Secure storage and vector integration

A fundamental premise of CAS is that the storage system and the vector database are no longer managed as two independent systems. CAS eliminates the need to maintain separate access control lists (ACLs) for vectors, and it’s designed to directly utilize the ACLs defined in the storage system when checking a user’s access to a given set of vectors. Since we are directly applying the storage ACL's to the vectors, CAS is able to keep up with any changes that are made to file access and apply them in real-time to the associated vectors. CAS also takes advantage of existing capabilities of IBM Storage Scale, including Active File Management. It triggers notifications to initiate a data pipeline based on data changes, so that the vector database can be updated incrementally, instead of repeatedly processing the entire dataset in large batches. 

Vector search

In a typical RAG scenario, a user’s query — once converted to a vector — gets compared for similarity with a large collection of vectors in a vector database representing enterprise-specific data. The goal is to rapidly but accurately retrieve the top-k (e.g. top-10, or top-100) most relevant vectors. As the number of vectors in the vector database grows, delivering high accuracy and speed together becomes a challenge.

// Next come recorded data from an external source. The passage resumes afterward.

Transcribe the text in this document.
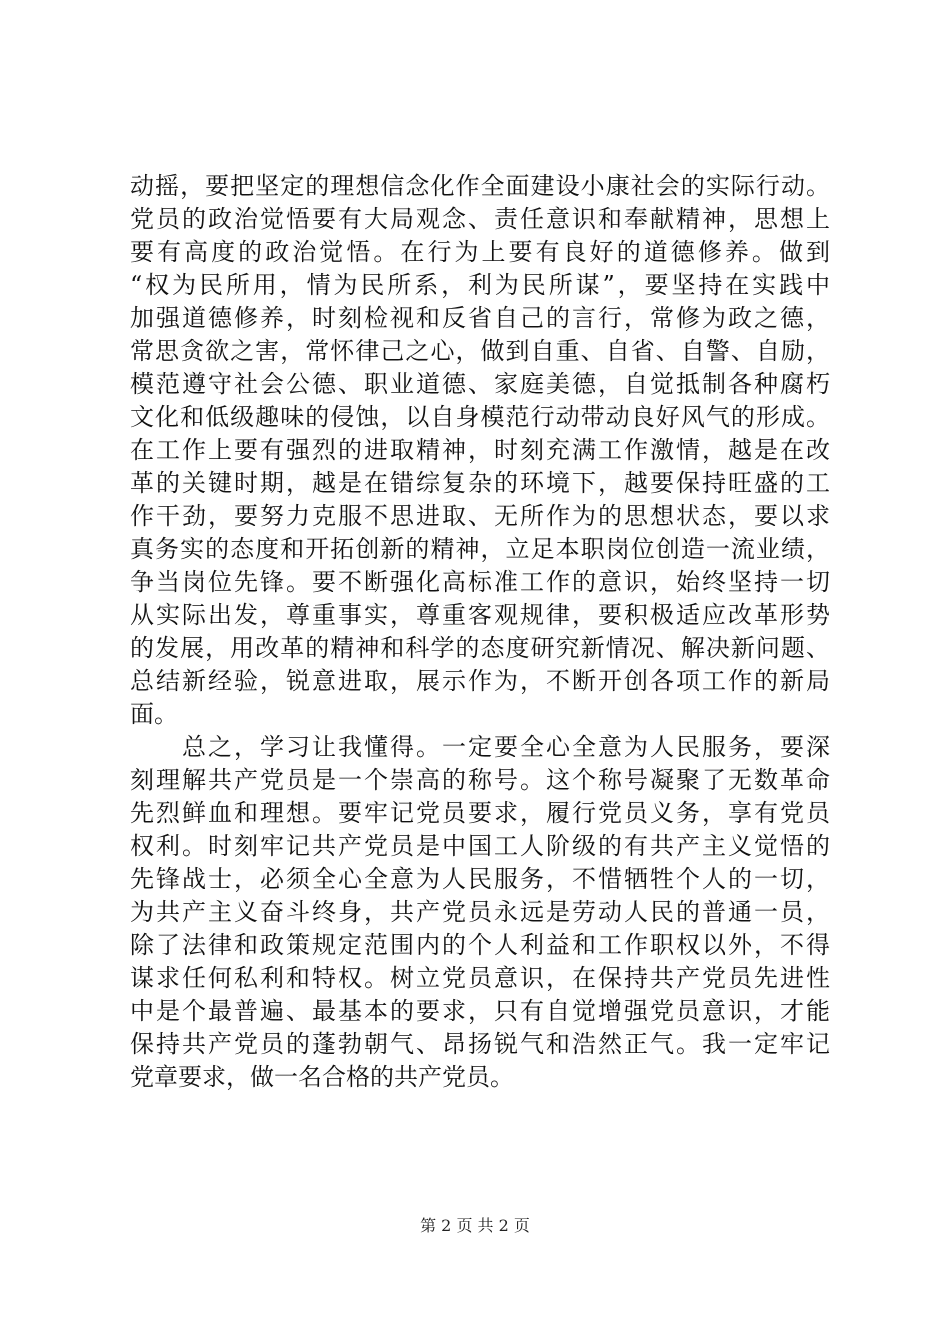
动摇，要把坚定的理想信念化作全面建设小康社会的实际行动。
党员的政治觉悟要有大局观念、责任意识和奉献精神，思想上
要有高度的政治觉悟。在行为上要有良好的道德修养。做到
“权为民所用，情为民所系，利为民所谋”，要坚持在实践中
加强道德修养，时刻检视和反省自己的言行，常修为政之德，
常思贪欲之害，常怀律己之心，做到自重、自省、自警、自励，
模范遵守社会公德、职业道德、家庭美德，自觉抵制各种腐朽
文化和低级趣味的侵蚀，以自身模范行动带动良好风气的形成。
在工作上要有强烈的进取精神，时刻充满工作激情，越是在改
革的关键时期，越是在错综复杂的环境下，越要保持旺盛的工
作干劲，要努力克服不思进取、无所作为的思想状态，要以求
真务实的态度和开拓创新的精神，立足本职岗位创造一流业绩，
争当岗位先锋。要不断强化高标准工作的意识，始终坚持一切
从实际出发，尊重事实，尊重客观规律，要积极适应改革形势
的发展，用改革的精神和科学的态度研究新情况、解决新问题、
总结新经验，锐意进取，展示作为，不断开创各项工作的新局
面。
　　总之，学习让我懂得。一定要全心全意为人民服务，要深
刻理解共产党员是一个崇高的称号。这个称号凝聚了无数革命
先烈鲜血和理想。要牢记党员要求，履行党员义务，享有党员
权利。时刻牢记共产党员是中国工人阶级的有共产主义觉悟的
先锋战士，必须全心全意为人民服务，不惜牺牲个人的一切，
为共产主义奋斗终身，共产党员永远是劳动人民的普通一员，
除了法律和政策规定范围内的个人利益和工作职权以外，不得
谋求任何私利和特权。树立党员意识，在保持共产党员先进性
中是个最普遍、最基本的要求，只有自觉增强党员意识，才能
保持共产党员的蓬勃朝气、昂扬锐气和浩然正气。我一定牢记
党章要求，做一名合格的共产党员。
第 2 页 共 2 页
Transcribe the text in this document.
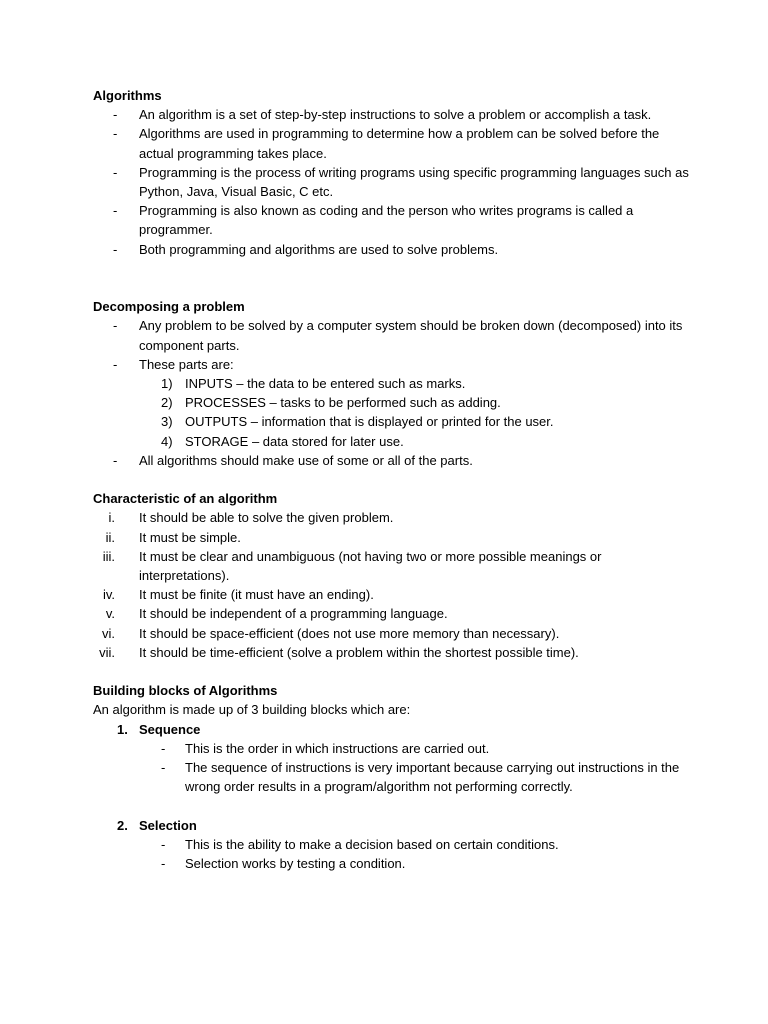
Algorithms

- An algorithm is a set of step-by-step instructions to solve a problem or accomplish a task.
- Algorithms are used in programming to determine how a problem can be solved before the actual programming takes place.
- Programming is the process of writing programs using specific programming languages such as Python, Java, Visual Basic, C etc.
- Programming is also known as coding and the person who writes programs is called a programmer.
- Both programming and algorithms are used to solve problems.

Decomposing a problem

- Any problem to be solved by a computer system should be broken down (decomposed) into its component parts.
- These parts are:
1) INPUTS – the data to be entered such as marks.
2) PROCESSES – tasks to be performed such as adding.
3) OUTPUTS – information that is displayed or printed for the user.
4) STORAGE – data stored for later use.
- All algorithms should make use of some or all of the parts.

Characteristic of an algorithm

i. It should be able to solve the given problem.
ii. It must be simple.
iii. It must be clear and unambiguous (not having two or more possible meanings or interpretations).
iv. It must be finite (it must have an ending).
v. It should be independent of a programming language.
vi. It should be space-efficient (does not use more memory than necessary).
vii. It should be time-efficient (solve a problem within the shortest possible time).

Building blocks of Algorithms

An algorithm is made up of 3 building blocks which are:

1. Sequence
- This is the order in which instructions are carried out.
- The sequence of instructions is very important because carrying out instructions in the wrong order results in a program/algorithm not performing correctly.
2. Selection
- This is the ability to make a decision based on certain conditions.
- Selection works by testing a condition.
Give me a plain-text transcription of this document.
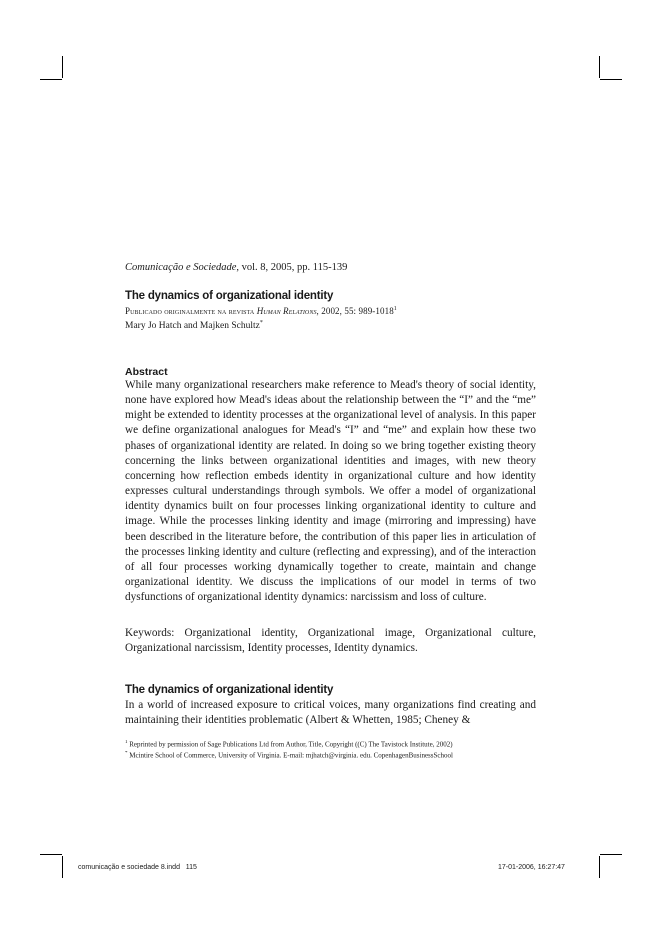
Comunicação e Sociedade, vol. 8, 2005, pp. 115-139
The dynamics of organizational identity
Publicado originalmente na revista Human Relations, 2002, 55: 989-1018$^1$
Mary Jo Hatch and Majken Schultz*
Abstract

While many organizational researchers make reference to Mead's theory of social identity, none have explored how Mead's ideas about the relationship between the “I” and the “me” might be extended to identity processes at the organizational level of analysis. In this paper we define organizational analogues for Mead's “I” and “me” and explain how these two phases of organizational identity are related. In doing so we bring together existing theory concerning the links between organizational identities and images, with new theory concerning how reflection embeds identity in organizational culture and how identity expresses cultural understandings through symbols. We offer a model of organizational identity dynamics built on four processes linking organizational identity to culture and image. While the processes linking identity and image (mirroring and impressing) have been described in the literature before, the contribution of this paper lies in articulation of the processes linking identity and culture (reflecting and expressing), and of the interaction of all four processes working dynamically together to create, maintain and change organizational identity. We discuss the implications of our model in terms of two dysfunctions of organizational identity dynamics: narcissism and loss of culture.

Keywords: Organizational identity, Organizational image, Organizational culture, Organizational narcissism, Identity processes, Identity dynamics.

The dynamics of organizational identity

In a world of increased exposure to critical voices, many organizations find creating and maintaining their identities problematic (Albert & Whetten, 1985; Cheney &

$^1$ Reprinted by permission of Sage Publications Ltd from Author, Title, Copyright ((C) The Tavistock Institute, 2002)
* Mcintire School of Commerce, University of Virginia. E-mail: mjhatch@virginia. edu. CopenhagenBusinessSchool
comunicação e sociedade 8.indd   115	17-01-2006, 16:27:47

We are approaching this problem from two angles. First, we are challenging ourselves to see how far we can scale real-time search, while maintaining high recall (accuracy). Early prototypes indicate that if we cluster the vectors offline, we can build a scalable index up to 10 billion vectors (384 dimensions) and query them with a mean latency of 60 ms (running on CPU) and recall of 90%. What this means is that we have a path to searching over and accurately retrieving the relevant chunks of around 1 billion documents in real time. We find these results encouraging, as there is still a lot of room for improvement on accuracy in our prototype.

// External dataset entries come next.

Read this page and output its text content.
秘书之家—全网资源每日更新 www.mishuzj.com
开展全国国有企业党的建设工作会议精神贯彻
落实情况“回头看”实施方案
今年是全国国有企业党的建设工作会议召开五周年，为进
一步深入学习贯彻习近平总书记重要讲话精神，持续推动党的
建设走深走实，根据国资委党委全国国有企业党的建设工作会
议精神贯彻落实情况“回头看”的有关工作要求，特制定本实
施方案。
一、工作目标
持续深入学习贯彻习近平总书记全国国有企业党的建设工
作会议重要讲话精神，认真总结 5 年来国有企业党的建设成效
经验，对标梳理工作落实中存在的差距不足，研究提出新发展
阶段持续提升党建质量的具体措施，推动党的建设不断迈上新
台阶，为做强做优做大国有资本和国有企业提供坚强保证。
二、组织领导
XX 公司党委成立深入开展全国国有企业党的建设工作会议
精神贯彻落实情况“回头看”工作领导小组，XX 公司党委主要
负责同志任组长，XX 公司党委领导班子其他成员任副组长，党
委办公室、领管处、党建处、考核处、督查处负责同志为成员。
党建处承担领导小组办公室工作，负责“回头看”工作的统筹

For cases where accuracy is the most important consideration, we are also challenging ourselves to make “exact search” practical, where we evaluate every vector for similarity against the user’s query through a brute-force search, thus assuring we’ll find the most similar vectors. We believe this will be uniquely valuable for enterprise scenarios where finding the exact document you are looking for, even at the expense of a few seconds of latency, has significant business value.

We have built an early prototype showing that indeed we can make this practical leveraging the IBM Spyre AI Accelerator. In our experiments, we have demonstrated a path to searching over 1 billion vectors (384 dimensions) with 100% recall, within a latency window of a few seconds, using a single server populated with 12 cards, all while consuming considerably less power per query than CPU and GPU baselines. This provides IBM a path to delivering the highest recall in the industry that we are aware of, within practical constraints of latency and power consumption.

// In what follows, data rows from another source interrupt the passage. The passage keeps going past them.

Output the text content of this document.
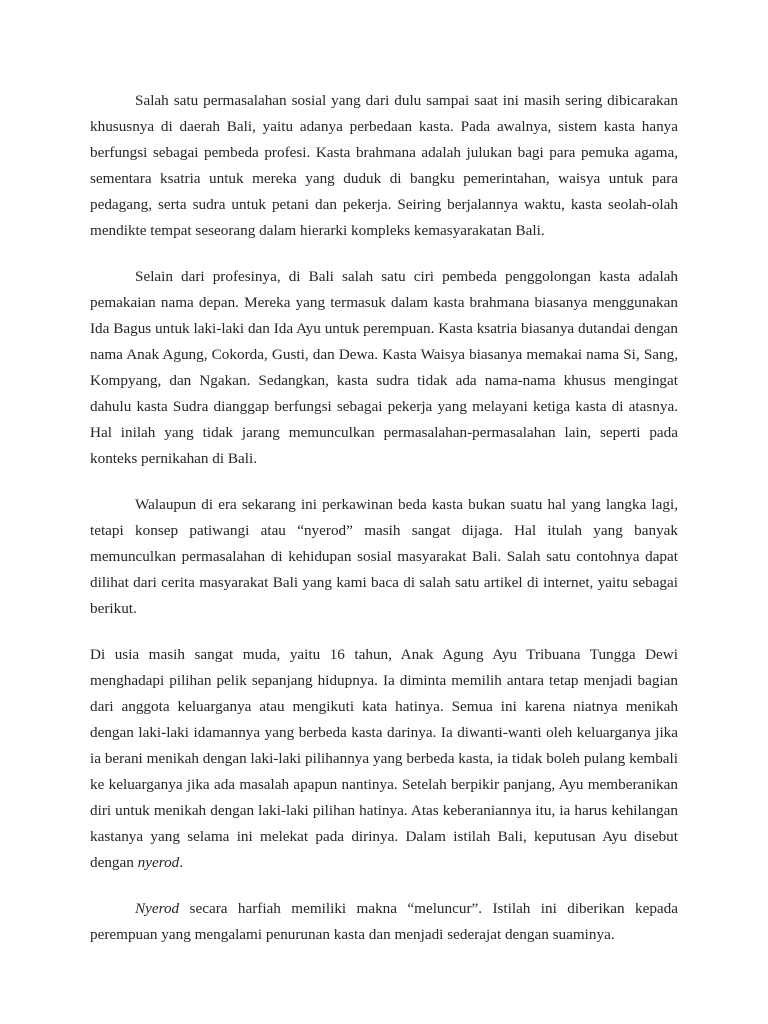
Salah satu permasalahan sosial yang dari dulu sampai saat ini masih sering dibicarakan khususnya di daerah Bali, yaitu adanya perbedaan kasta. Pada awalnya, sistem kasta hanya berfungsi sebagai pembeda profesi. Kasta brahmana adalah julukan bagi para pemuka agama, sementara ksatria untuk mereka yang duduk di bangku pemerintahan, waisya untuk para pedagang, serta sudra untuk petani dan pekerja. Seiring berjalannya waktu, kasta seolah-olah mendikte tempat seseorang dalam hierarki kompleks kemasyarakatan Bali.

Selain dari profesinya, di Bali salah satu ciri pembeda penggolongan kasta adalah pemakaian nama depan. Mereka yang termasuk dalam kasta brahmana biasanya menggunakan Ida Bagus untuk laki-laki dan Ida Ayu untuk perempuan. Kasta ksatria biasanya dutandai dengan nama Anak Agung, Cokorda, Gusti, dan Dewa. Kasta Waisya biasanya memakai nama Si, Sang, Kompyang, dan Ngakan. Sedangkan, kasta sudra tidak ada nama-nama khusus mengingat dahulu kasta Sudra dianggap berfungsi sebagai pekerja yang melayani ketiga kasta di atasnya. Hal inilah yang tidak jarang memunculkan permasalahan-permasalahan lain, seperti pada konteks pernikahan di Bali.

Walaupun di era sekarang ini perkawinan beda kasta bukan suatu hal yang langka lagi, tetapi konsep patiwangi atau “nyerod” masih sangat dijaga. Hal itulah yang banyak memunculkan permasalahan di kehidupan sosial masyarakat Bali. Salah satu contohnya dapat dilihat dari cerita masyarakat Bali yang kami baca di salah satu artikel di internet, yaitu sebagai berikut.

Di usia masih sangat muda, yaitu 16 tahun, Anak Agung Ayu Tribuana Tungga Dewi menghadapi pilihan pelik sepanjang hidupnya. Ia diminta memilih antara tetap menjadi bagian dari anggota keluarganya atau mengikuti kata hatinya. Semua ini karena niatnya menikah dengan laki-laki idamannya yang berbeda kasta darinya. Ia diwanti-wanti oleh keluarganya jika ia berani menikah dengan laki-laki pilihannya yang berbeda kasta, ia tidak boleh pulang kembali ke keluarganya jika ada masalah apapun nantinya. Setelah berpikir panjang, Ayu memberanikan diri untuk menikah dengan laki-laki pilihan hatinya. Atas keberaniannya itu, ia harus kehilangan kastanya yang selama ini melekat pada dirinya. Dalam istilah Bali, keputusan Ayu disebut dengan nyerod.

Nyerod secara harfiah memiliki makna “meluncur”. Istilah ini diberikan kepada perempuan yang mengalami penurunan kasta dan menjadi sederajat dengan suaminya.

We envision a dual approach, where we offer scalable, real-time search over a very large volume of enterprise data that returns the desired results the large majority of the time. For cases where recall of 100% is needed, we can deliver that too, in a highly efficient and optimized fashion leveraging unique IBM technology.

Retrofitting existing systems

Perhaps most importantly, users don’t have to move all the data they already have in storage systems, like existing file and object deployments, to a new storage. With IBM Storage and AFM, CAS can directly connect to third-party storage systems (file, object, or HDFS), and retrofit them with 'content awareness.' This means that reams of enterprise data can be opened up for generative AI applications — without having to completely overhaul how that data is being stored.

What’s next

CAS is already available today as part of IBM Fusion, IBM Storage’s “in-a-box” solution for generative AI. The team at IBM is also actively working with partners to pilot this emerging capability and continuously improve the design. With the upcoming advances in CAS scalability, security, and accuracy, we expect this new paradigm will reshape the entire storage industry. Just a few short years from now, we likely won’t even remember what the world looked like before content-aware storage, or how time-consuming setting up enterprise generative AI applications used to be.